Firm attributes loss to foreign currency fluctuations and higher costs
Patheon, a Canadian provider of contract development and manufacturing services to the pharmaceutical industry, reported a big increase in both its fourth-quarter and full-year loss owing to foreign currency fluctuations and higher expenses.
For Q4 the Toronto firm’s loss before discontinued operations was $5.3m compared with a loss before discontinued operations of $0.9m in the same period last year.
The adjusted EBITDA was $17.3m compared with $28.6m in the same period last year.
Revenue was $181.6m versus $177.7m.
For the full year the loss before discontinued operations was $16.2m compared with a loss of $3.3m in the same period last year.
Adjusted EBITDA was $73m compared with $91.7m.
Revenue was $700m versus $671.2m.
Patheon’s chief executive James Mullen said underlying performance the non-recurrence in 2011 of $11.2m of deferred revenue at the UK facility in Swindon in 2010 had made an impact on the fourth quarter, but ‘SG&A costs, which have increased due to consulting expenses associated with our transformation efforts, should become less of a factor in the fourth quarter of fiscal 2012’.
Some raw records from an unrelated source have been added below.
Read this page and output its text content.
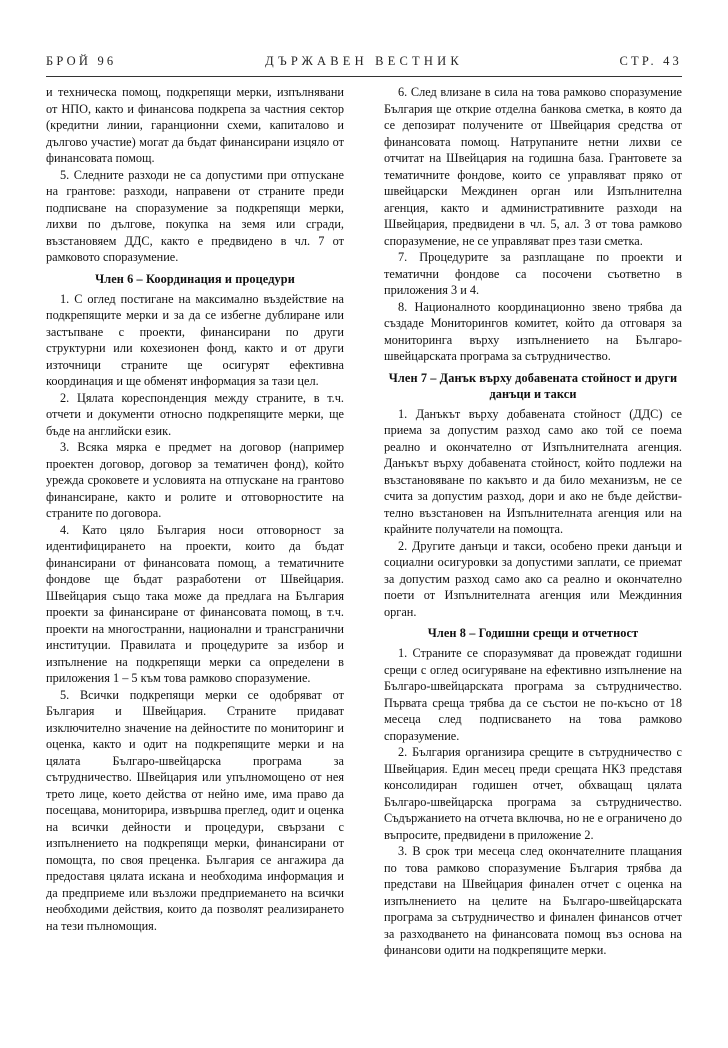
БРОЙ 96	ДЪРЖАВЕН ВЕСТНИК	СТР. 43

и техническа помощ, подкрепящи мерки, изпълнявани от НПО, както и финансова подкрепа за частния сектор (кредитни линии, гаранционни схеми, капиталово и дългово участие) могат да бъдат финансирани изцяло от финансовата помощ.

5. Следните разходи не са допустими при отпускане на грантове: разходи, направени от страните преди подписване на споразумение за подкрепящи мерки, лихви по дългове, покупка на земя или сгради, възстановяем ДДС, както е предвидено в чл. 7 от рамковото споразумение.

Член 6 – Координация и процедури

1. С оглед постигане на максимално въздействие на подкрепящите мерки и за да се избегне дублиране или застъпване с проекти, финансирани по други структурни или кохезионен фонд, както и от други източници страните ще осигурят ефективна координация и ще обменят информация за тази цел.

2. Цялата кореспонденция между страните, в т.ч. отчети и документи относно подкрепящите мерки, ще бъде на английски език.

3. Всяка мярка е предмет на договор (например проектен договор, договор за тематичен фонд), който урежда сроковете и условията на отпускане на грантово финансиране, както и ролите и отговорностите на страните по договора.

4. Като цяло България носи отговорност за идентифицирането на проекти, които да бъдат финансирани от финансовата помощ, а тематичните фондове ще бъдат разработени от Швейцария. Швейцария също така може да предлага на България проекти за финансиране от финансовата помощ, в т.ч. проекти на многостранни, национални и трансгранични институции. Правилата и процедурите за избор и изпълнение на подкрепящи мерки са определени в приложения 1 – 5 към това рамково споразумение.

5. Всички подкрепящи мерки се одобряват от България и Швейцария. Страните придават изключително значение на дейностите по мониторинг и оценка, както и одит на подкрепящите мерки и на цялата Българо-швейцарска програма за сътрудничество. Швейцария или упълномощено от нея трето лице, което действа от нейно име, има право да посещава, мониторира, извършва преглед, одит и оценка на всички дейности и процедури, свързани с изпълнението на подкрепящи мерки, финансирани от помощта, по своя преценка. България се ангажира да предоставя цялата искана и необходима информация и да предприеме или възложи предприемането на всички необходими действия, които да позволят реализирането на тези пълномощия.

6. След влизане в сила на това рамково споразумение България ще открие отделна банкова сметка, в която да се депозират получените от Швейцария средства от финансовата помощ. Натрупаните нетни лихви се отчитат на Швейцария на годишна база. Грантовете за тематичните фондове, които се управляват пряко от швейцарски Междинен орган или Изпълнителна агенция, както и административните разходи на Швейцария, предвидени в чл. 5, ал. 3 от това рамково споразумение, не се управляват през тази сметка.

7. Процедурите за разплащане по проекти и тематични фондове са посочени съответно в приложения 3 и 4.

8. Националното координационно звено трябва да създаде Мониторингов комитет, който да отговаря за мониторинга върху изпълнението на Българо-швейцарската програма за сътрудничество.

Член 7 – Данък върху добавената стойност и други данъци и такси

1. Данъкът върху добавената стойност (ДДС) се приема за допустим разход само ако той се поема реално и окончателно от Изпълнителната агенция. Данъкът върху добавената стойност, който подлежи на възстановяване по какъвто и да било механизъм, не се счита за допустим разход, дори и ако не бъде действително възстановен на Изпълнителната агенция или на крайните получатели на помощта.

2. Другите данъци и такси, особено преки данъци и социални осигуровки за допустими заплати, се приемат за допустим разход само ако са реално и окончателно поети от Изпълнителната агенция или Междинния орган.

Член 8 – Годишни срещи и отчетност

1. Страните се споразумяват да провеждат годишни срещи с оглед осигуряване на ефективно изпълнение на Българо-швейцарската програма за сътрудничество. Първата среща трябва да се състои не по-късно от 18 месеца след подписването на това рамково споразумение.

2. България организира срещите в сътрудничество с Швейцария. Един месец преди срещата НКЗ представя консолидиран годишен отчет, обхващащ цялата Българо-швейцарска програма за сътрудничество. Съдържанието на отчета включва, но не е ограничено до въпросите, предвидени в приложение 2.

3. В срок три месеца след окончателните плащания по това рамково споразумение България трябва да представи на Швейцария финален отчет с оценка на изпълнението на целите на Българо-швейцарската програма за сътрудничество и финален финансов отчет за разходването на финансовата помощ въз основа на финансови одити на подкрепящите мерки.
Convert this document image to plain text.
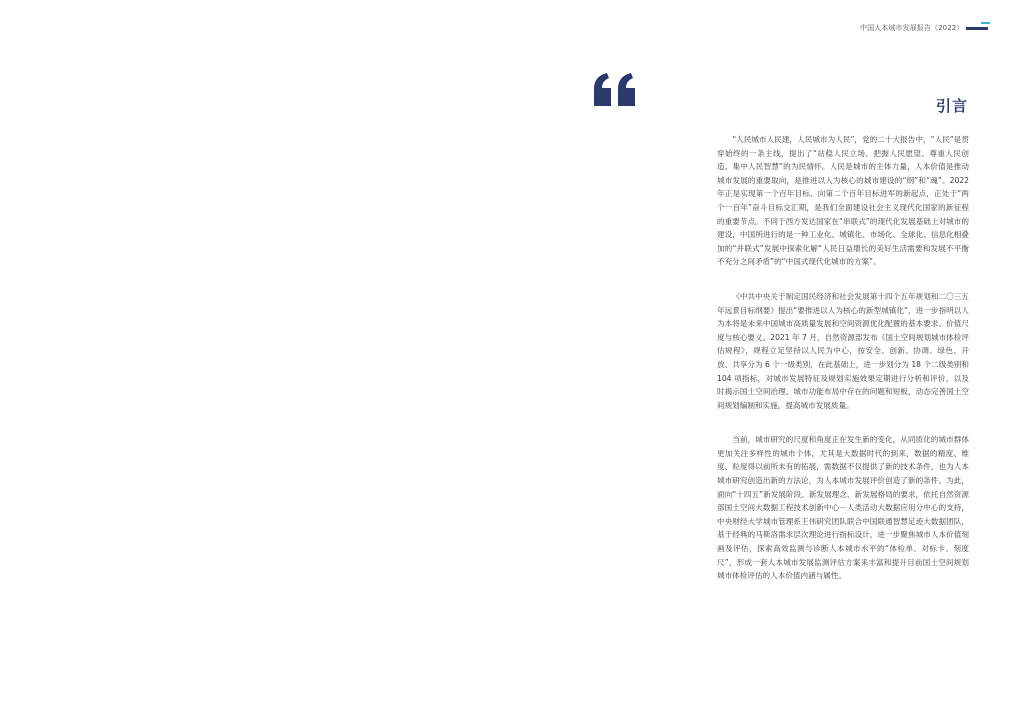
中国人本城市发展报告（2022）
引言

“人民城市人民建，人民城市为人民”，党的二十大报告中，“人民”是贯穿始终的一条主线，提出了“站稳人民立场、把握人民愿望、尊重人民创造、集中人民智慧”的为民情怀。人民是城市的主体力量，人本价值是推动城市发展的重要取向，是推进以人为核心的城市建设的“纲”和“魂”。2022 年正是实现第一个百年目标、向第二个百年目标进军的新起点，正处于“两个一百年”奋斗目标交汇期，是我们全面建设社会主义现代化国家的新征程的重要节点。不同于西方发达国家在“串联式”的现代化发展基础上对城市的建设，中国所进行的是一种工业化、城镇化、市场化、全球化、信息化相叠加的“并联式”发展中探索化解“人民日益增长的美好生活需要和发展不平衡不充分之间矛盾”的“中国式现代化城市的方案”。

《中共中央关于制定国民经济和社会发展第十四个五年规划和二〇三五年远景目标纲要》提出“要推进以人为核心的新型城镇化”，进一步指明以人为本将是未来中国城市高质量发展和空间资源优化配置的基本要求、价值尺度与核心要义。2021 年 7 月，自然资源部发布《国土空间规划城市体检评估规程》，规程立足坚持以人民为中心，按安全、创新、协调、绿色、开放、共享分为 6 个一级类别，在此基础上，进一步划分为 18 个二级类别和 104 项指标，对城市发展特征及规划实施效果定期进行分析和评价，以及时揭示国土空间治理、城市功能布局中存在的问题和短板，动态完善国土空间规划编制和实施，提高城市发展质量。

当前，城市研究的尺度和角度正在发生新的变化，从同质化的城市群体更加关注多样性的城市个体，尤其是大数据时代的到来，数据的精度、维度、粒度得以前所未有的拓展，需数据不仅提供了新的技术条件，也为人本城市研究创造出新的方法论，为人本城市发展评价创造了新的条件。为此，面向“十四五”新发展阶段、新发展理念、新发展格局的要求，依托自然资源部国土空间大数据工程技术创新中心－人类活动大数据应用分中心的支持，中央财经大学城市管理系王伟研究团队联合中国联通智慧足迹大数据团队，基于经典的马斯洛需求层次理论进行指标设计，进一步聚焦城市人本价值刻画及评估，探索高效监测与诊断人本城市水平的“体检单、对标卡、刻度尺”，形成一套人本城市发展监测评估方案来丰富和提升目前国土空间规划城市体检评估的人本价值内涵与属性。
Mullen added that the firm had improved efficiency, decreased cycle times and realised enhanced capacity in the locations where it has instigated efficiency programmes.
‘We will continue to focus on what matters most to our customers; quality, on time delivery and right first time results.
‘Our European site rollout should begin in January and I would expect the same results,’ he said.